*

Marcelo Padovani (Philips): "Ayuda si se amplía el régimen"

En diálogo con Infotechnology.com, el vicepresidente de Consumer Lifestyle para Argentina de Philips cuenta cómo es producir en el fin del mundo y por qué el polo productivo todavía no logra levantar realmente vuelo para poder hacerle sombra al de Manaos, en Brasil. 29 de Julio 2010
Marcelo Padovani (Philips): "Ayuda si se amplía el régimen"

Philips, la compañía holandesa de productos para el hogar y de tecnología, es uno de los históricos global players con presencia en Tierra del Fuego. La compañía, que el año pasado generó 23.189 millones de euros en ventas en todo el mundo, produce en la isla LCDs/LEDs  y componentes de audio, entre otros. Para este año, anunció un incremento de su inversión que alcanza u$s 5 millones y proyecta una facturación anual de $ 1.800 millones, aspira a vender 250.000 en el mercado interno. Marcelo Padovani, vicepresidente de Consumer Lifestyle para Argentina comenta qué factores favorecen a la isla como lugar de producción, cómo impactó el impuesto tecnológico y qué le falta a la provincia para poder aspirar a tener un éxito similar al polo productivo de Manaos, en Brasil.

¿Qué balance hacen a un año con el impuesto tecnológico?
En realidad, pasaron dos cosas para Philips: la primera es que, en cuanto a los impuestos internos se equipararon los productos de fabricación nacional con los productos importados.  Entonces, el impacto se dio sobre productos que ya teníamos y estamos viendo cuánto nos conviene hacerlo para todos. O sea: sumar dos DVDs más, equipos de audio portable (los MP4) y equipos de audio mini.

¿El mayor esfuerzo se centra  en LEDs y LCDs?
Efectivamente. En lo que es LCDs, nosotros estamos cambiando todas las líneas. Y, obviamente, eso genera un aumento de inversiones. Lo que pasa es que, por el régimen que tiene Tierra del Fuego, la empresas estamos obligados a producir allá todos los componentes que integramos en un producto. Se entiende como un estándar complete knock down y significa que uno tiene que integrar dentro del proceso productivo un porcentaje altísimo. Cada fábrica está obligada a tener, dentro de su proceso de fabricación sus máquinas, sus hornos, produce cada una sus placas para hacer sus televisores.

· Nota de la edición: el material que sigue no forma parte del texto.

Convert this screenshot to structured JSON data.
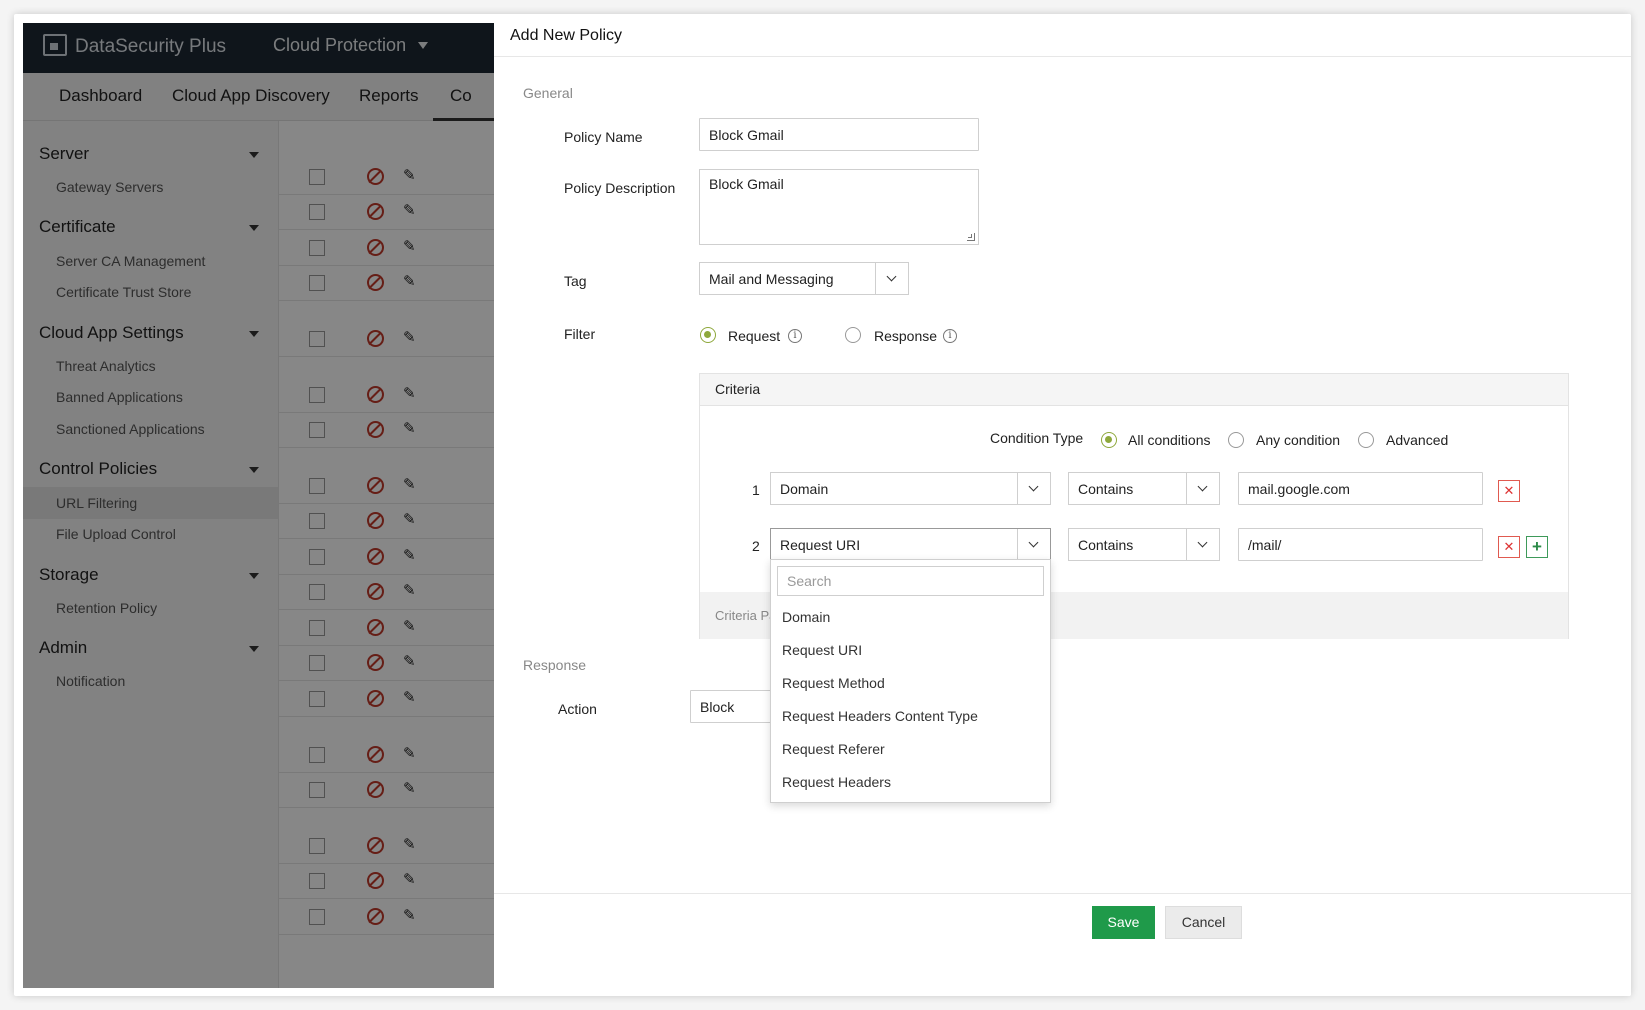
{
  "app": {
    "brand": "DataSecurity Plus",
    "product": "Cloud Protection"
  },
  "nav": {
    "tabs": [
      "Dashboard",
      "Cloud App Discovery",
      "Reports",
      "Co"
    ]
  },
  "sidebar": {
    "sections": [
      {
        "title": "Server",
        "items": [
          "Gateway Servers"
        ]
      },
      {
        "title": "Certificate",
        "items": [
          "Server CA Management",
          "Certificate Trust Store"
        ]
      },
      {
        "title": "Cloud App Settings",
        "items": [
          "Threat Analytics",
          "Banned Applications",
          "Sanctioned Applications"
        ]
      },
      {
        "title": "Control Policies",
        "items": [
          "URL Filtering",
          "File Upload Control"
        ]
      },
      {
        "title": "Storage",
        "items": [
          "Retention Policy"
        ]
      },
      {
        "title": "Admin",
        "items": [
          "Notification"
        ]
      }
    ],
    "active_item": "URL Filtering"
  },
  "modal": {
    "title": "Add New Policy",
    "general_label": "General",
    "policy_name_label": "Policy Name",
    "policy_name_value": "Block Gmail",
    "policy_description_label": "Policy Description",
    "policy_description_value": "Block Gmail",
    "tag_label": "Tag",
    "tag_value": "Mail and Messaging",
    "filter_label": "Filter",
    "filter_options": [
      "Request",
      "Response"
    ],
    "filter_selected": "Request",
    "criteria": {
      "header": "Criteria",
      "condition_type_label": "Condition Type",
      "condition_options": [
        "All conditions",
        "Any condition",
        "Advanced"
      ],
      "condition_selected": "All conditions",
      "rows": [
        {
          "num": "1",
          "field": "Domain",
          "operator": "Contains",
          "value": "mail.google.com"
        },
        {
          "num": "2",
          "field": "Request URI",
          "operator": "Contains",
          "value": "/mail/"
        }
      ],
      "footer_text": "Criteria Pa"
    },
    "dropdown": {
      "search_placeholder": "Search",
      "options": [
        "Domain",
        "Request URI",
        "Request Method",
        "Request Headers Content Type",
        "Request Referer",
        "Request Headers"
      ]
    },
    "response_label": "Response",
    "action_label": "Action",
    "action_value": "Block",
    "save_label": "Save",
    "cancel_label": "Cancel"
  },
  "colors": {
    "accent_green": "#1f9a4a",
    "radio_green": "#8ea83c",
    "delete_red": "#e05a50",
    "topbar": "#1e2833"
  }
}
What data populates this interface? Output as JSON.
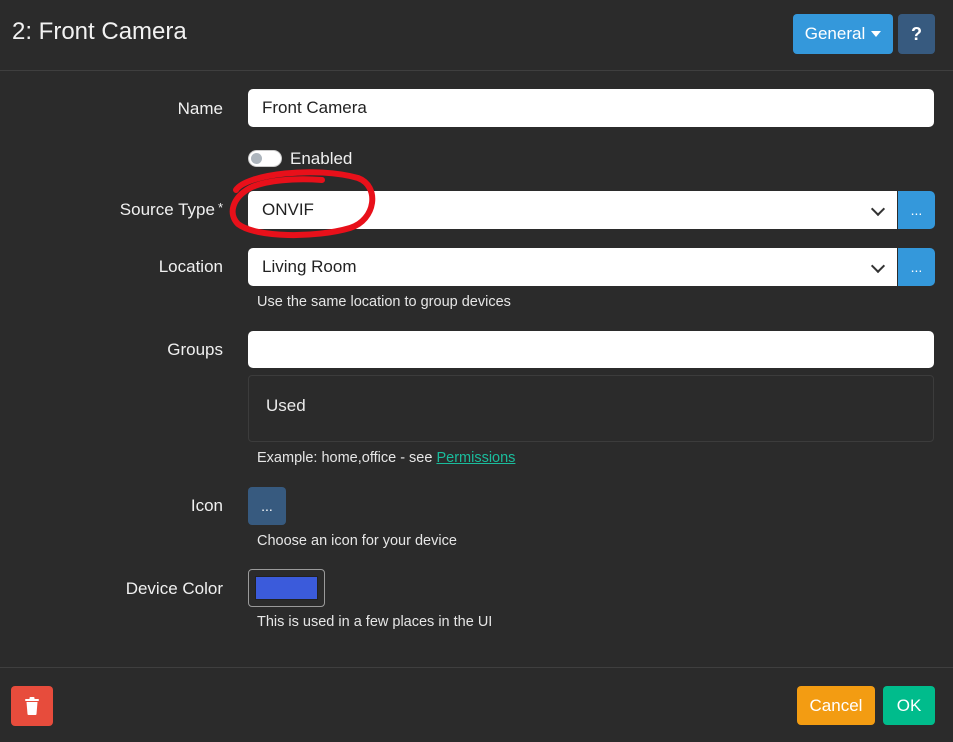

En comparación, ¿cuánto menos costos de producción le insume a ustedes tener un régimen como Manaos, donde pueden apalancarse en una red de proveedores?
Sería injusto decir in número porque ahí entran a jugar muchas incidencias. Por ejemplo, si el volumen de producción para el que fuera el productor no es lo suficientemente grande, el costo sería mayor. En lugar de tener un ahorro tengo un costo más alto porque lo obligo a un productor aislado a hacemos volúmenes chicos. Haciéndolo en mi fábrica, tengo sinergias que puedo aprovechar para toda mi cadena productiva en la región.

¿Cómo se refleja eso en los costos y con un centro de producción como lo es Manaos?
Manaos tiene un régimen que permite que haya proveedores externos de, por ejemplo, placas eléctricas, placas de procesamiento, para nombrar algunos.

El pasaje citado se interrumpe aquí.